Lalu kita sampai pada tahap konsumsi. Di sinilah etika diuji: apakah kita memperpanjang umur barang yang kita miliki? Atau malah menjadikannya korban fast fashion dan gonta-ganti gawai tiap enam bulan? Di sini konsep "true materialism" muncul sebagai tandingan dari budaya konsumsi cepat saji: mencintai barang bukan karena statusnya, tapi karena kualitas, fungsi, dan cerita di baliknya. Seperti mencintai pasangan bukan karena fotonya bagus di Instagram, tapi karena dia tahu cara memperbaiki keran bocor.
Namun bagian paling seksi justru di tahap pascakonsumsi. Biasanya di sinilah etika lenyap. Barang dibuang, dilupakan, lalu diganti. Tapi membuang pun adalah tindakan politik. Membagi barang, memperpanjang siklus hidupnya, memberi nilai baru melalui daur ulang atau perbaikan -- itu semua bentuk perlawanan terhadap sistem ekonomi yang mengagungkan kebaruan dan membenci keusangan. Kita harus belajar mencintai barang seperti mencintai lagu lama: tidak basi, justru penuh makna.

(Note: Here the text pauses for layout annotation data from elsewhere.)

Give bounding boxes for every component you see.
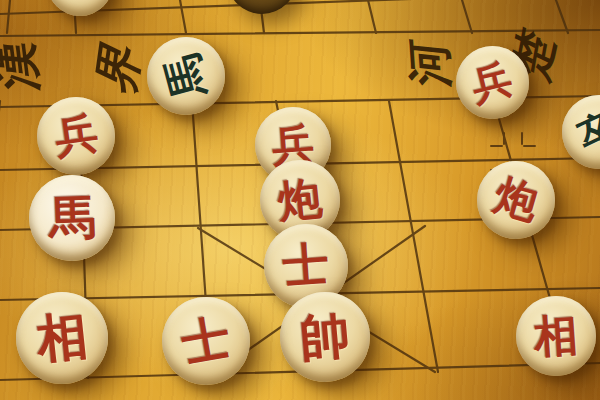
piece-character: 相	[33, 301, 91, 375]
piece-character: 帥	[297, 301, 353, 372]
piece-character: 卒	[569, 98, 600, 165]
piece-red-帥-e10[interactable]: 帥	[280, 292, 370, 382]
piece-character: 馬	[47, 186, 96, 251]
piece-red-相-g10[interactable]: 相	[516, 296, 596, 376]
piece-character: 炮	[275, 168, 325, 231]
piece-red-兵-c7[interactable]: 兵	[37, 97, 115, 175]
piece-character: 士	[177, 305, 235, 376]
piece-character: 相	[532, 305, 580, 367]
piece-character: 馬	[152, 48, 219, 105]
piece-character: 兵	[466, 50, 518, 113]
piece-character: 兵	[51, 104, 102, 167]
piece-red-士-d10[interactable]: 士	[162, 297, 250, 385]
piece-red-馬-c8[interactable]: 馬	[29, 175, 115, 261]
piece-black-卒-h7[interactable]: 卒	[562, 95, 600, 169]
piece-red-炮-g8[interactable]: 炮	[477, 161, 555, 239]
piece-character: 炮	[487, 166, 544, 234]
piece-red-相-c10[interactable]: 相	[16, 292, 108, 384]
piece-red-兵-g6[interactable]: 兵	[456, 46, 529, 119]
piece-character: 士	[281, 233, 331, 298]
piece-black-馬-d6[interactable]: 馬	[147, 37, 225, 115]
piece-black-hidden-c4[interactable]	[47, 0, 113, 16]
piece-black-hidden-e4[interactable]	[227, 0, 297, 14]
xiangqi-board-photo: 漢 界 河 楚 馬兵卒兵兵炮炮馬士相帥相士	[0, 0, 600, 400]
pieces-layer: 馬兵卒兵兵炮炮馬士相帥相士	[0, 0, 600, 400]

Dan di atas semua itu, konsep "care" atau kepedulian menjadi benang merah. Bukan sekadar merasa kasihan pada hutan yang ditebang atau buruh yang dibayar murah, tapi komitmen aktif untuk merawat -- baik manusia, barang, maupun bumi. Ini bukan "care" ala iklan sabun mandi, tapi etika relasi yang mendalam. Dalam logika ini, membeli barang adalah membangun relasi, bukan transaksi. Dan relasi, seperti kita tahu, butuh waktu, perhatian, dan sering kali... perasaan bersalah.
Tapi mari jujur lagi: wacana etika konsumsi tetaplah elitis. Hanya segelintir orang yang punya waktu, uang, dan privilege untuk memilih produk yang etis. Sementara mayoritas masyarakat di negara-negara berkembang seperti Indonesia, lebih pusing mikirin harga minyak goreng. Maka, seruan untuk hidup 'cukup' (sufficiency) hanya masuk akal jika dibarengi keadilan ekonomi. Sebab tak semua orang bisa memilih hidup sederhana, apalagi ketika hidup mereka sudah pas-pasan. Jadi, etika konsumsi tidak bisa berhenti pada individu. Ia harus jadi proyek kolektif, didukung kebijakan, infrastruktur, bahkan reimajinasi ulang makna kebahagiaan dan kemajuan.
Kalau tidak, etika konsumsi hanya akan jadi ajang pencitraan. Seperti influencer yang berkhotbah soal zero waste sambil terbang bolak-balik Bali-Jakarta demi endorse. Atau politisi yang kampanye pakai tote bag dari bahan daur ulang tapi tetap menyetujui proyek tambang di hutan adat. Dalam dunia seperti ini, etika bisa jadi hanya sekadar estetika.
Kesimpulannya? Etika konsumsi bukan soal "membeli dengan hati nurani" semata, tapi menata ulang cara kita hidup dan berelasi. Butuh keberanian untuk melawan siklus keinginan, menolak rayuan diskon, dan mulai bertanya: siapa yang membayar harga murah itu? Karena pada akhirnya, kalau kita tidak peduli, planet ini yang akan menagih utangnya. Dan seperti debt collector, alam tak mengenal kompromi.